Press ReleaseJan | 19 | 2024
A newly characterized form of tau may be involved in initiating Alzheimer’s disease
Key Takeaways
- In studies of the brains of patients with Alzheimer’s disease, researchers found a soluble form of tau that is not present in classic tau aggregates but has the same toxic properties.
- This suggests that the soluble tau may be an earlier step in the process that ultimately leads to neurodegeneration.
- More research is needed to understand this form of tau and explore new strategies to block it.
BOSTON – The tau protein accumulates in abnormal shapes in the brains of individuals with Alzheimer’s disease (AD), but the early steps of tau misfolding and aggregation are unknown.
A team led by investigators at Massachusetts General Hospital (MGH) and Boston Children’s Hospital, recently used advanced proteomics methods to identify a new soluble form of tau that may be involved in these initiating steps.
In their work, which is published in the journal Brain, senior authors Bradley T. Hyman, MD, PhD, and Judith A. Steen, PhD, and their colleagues used methods including mass spectroscopy to evaluate various forms of tau present in brain tissue samples from AD patients, compared with samples from healthy controls.
Mass spectroscopy measures the mass-to-charge ratio of molecules in a sample to determine their structure and chemical properties.
The experiments revealed that in the brains of AD patients, a soluble form of tau is not present in the classical tau aggregates but has many of the same toxic properties.
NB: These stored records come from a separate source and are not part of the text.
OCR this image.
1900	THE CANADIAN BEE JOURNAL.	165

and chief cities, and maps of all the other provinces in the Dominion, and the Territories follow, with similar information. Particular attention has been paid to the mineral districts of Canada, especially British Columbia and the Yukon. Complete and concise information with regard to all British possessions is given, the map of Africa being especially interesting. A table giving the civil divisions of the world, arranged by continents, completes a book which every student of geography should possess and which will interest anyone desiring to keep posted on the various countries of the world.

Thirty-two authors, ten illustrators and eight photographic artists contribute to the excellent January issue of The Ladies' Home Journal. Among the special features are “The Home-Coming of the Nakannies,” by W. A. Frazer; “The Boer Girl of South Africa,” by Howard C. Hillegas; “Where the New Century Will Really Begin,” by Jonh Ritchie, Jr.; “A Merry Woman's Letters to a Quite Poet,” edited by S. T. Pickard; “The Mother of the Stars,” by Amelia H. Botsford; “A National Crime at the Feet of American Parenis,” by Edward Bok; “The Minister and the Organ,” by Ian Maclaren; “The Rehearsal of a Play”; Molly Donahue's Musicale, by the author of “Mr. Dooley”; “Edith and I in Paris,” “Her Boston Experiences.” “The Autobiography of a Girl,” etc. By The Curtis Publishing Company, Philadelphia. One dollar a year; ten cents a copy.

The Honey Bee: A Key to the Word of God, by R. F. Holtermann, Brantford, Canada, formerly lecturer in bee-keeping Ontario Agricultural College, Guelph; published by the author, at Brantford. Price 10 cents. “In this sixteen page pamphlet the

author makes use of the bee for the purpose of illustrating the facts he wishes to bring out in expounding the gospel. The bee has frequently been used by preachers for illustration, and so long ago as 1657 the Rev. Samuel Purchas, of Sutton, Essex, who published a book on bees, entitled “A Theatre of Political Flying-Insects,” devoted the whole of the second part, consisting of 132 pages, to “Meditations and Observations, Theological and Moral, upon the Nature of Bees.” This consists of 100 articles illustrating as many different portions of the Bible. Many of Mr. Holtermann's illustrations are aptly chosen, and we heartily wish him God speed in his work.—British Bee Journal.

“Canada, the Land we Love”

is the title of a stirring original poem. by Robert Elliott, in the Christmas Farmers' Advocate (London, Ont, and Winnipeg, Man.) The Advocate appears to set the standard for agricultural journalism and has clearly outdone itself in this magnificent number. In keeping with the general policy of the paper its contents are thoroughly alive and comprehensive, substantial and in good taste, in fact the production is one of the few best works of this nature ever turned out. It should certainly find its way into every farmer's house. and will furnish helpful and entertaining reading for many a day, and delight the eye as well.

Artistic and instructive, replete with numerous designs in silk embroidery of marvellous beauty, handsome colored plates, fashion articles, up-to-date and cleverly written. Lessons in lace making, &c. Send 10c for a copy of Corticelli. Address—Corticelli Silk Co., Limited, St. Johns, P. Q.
Characterization of this form of tau by mass spectroscopy by first author Mukesh Kumar, PhD in Steen’s lab at Boston Children’s FM Kirby Neurobiology Center showed that it is similar to, but seemingly a forme fruste of, the insoluble tau that is found in Alzheimer’s disease aggregates at a molecular level.
In medicine, forme fruste (a French term meaning “a crude or unfinished form”) is an atypical or attenuated manifestation of a clinical condition.
“This suggests that the soluble tau may be an earlier step in the process that ultimately leads to neurodegeneration, providing new information about potentially how to target that species,” say Hyman and Steen.
“We hope to gain additional understanding of the conformation of the aqueous form of tau that has pathological properties in order to uncover its mechanisms of action, and to design agents that can block it.”
Additional authors include Noé Quittot, Simon Dujardin,Christoph N. Schlaffner, Arthur Viode, Anne Wiedmer, Pieter Beerepoot, Joshua E. Chun, Calina Glynn, Analiese R. Fernandes, and Cameron Donahue. .
This work was supported by the Tau Consortium of Rainwater Charitable Foundation, the National Institutes of Health, the Alzheimer’s Association, and the Martin L. and Sylvia Seevak Hoffman Fellowship for Alzheimer’s Research.
About the Massachusetts General Hospital
Massachusetts General Hospital, founded in 1811, is the original and largest teaching hospital of Harvard Medical School. The Mass General Research Institute conducts the largest hospital-based research program in the nation, with annual research operations of more than $1 billion and comprises more than 9,500 researchers working across more than 30 institutes, centers and departments. In July 2022, Mass General was named #8 in the U.S. News & World Report list of "America’s Best Hospitals." MGH is a founding member of the Mass General Brigham healthcare system.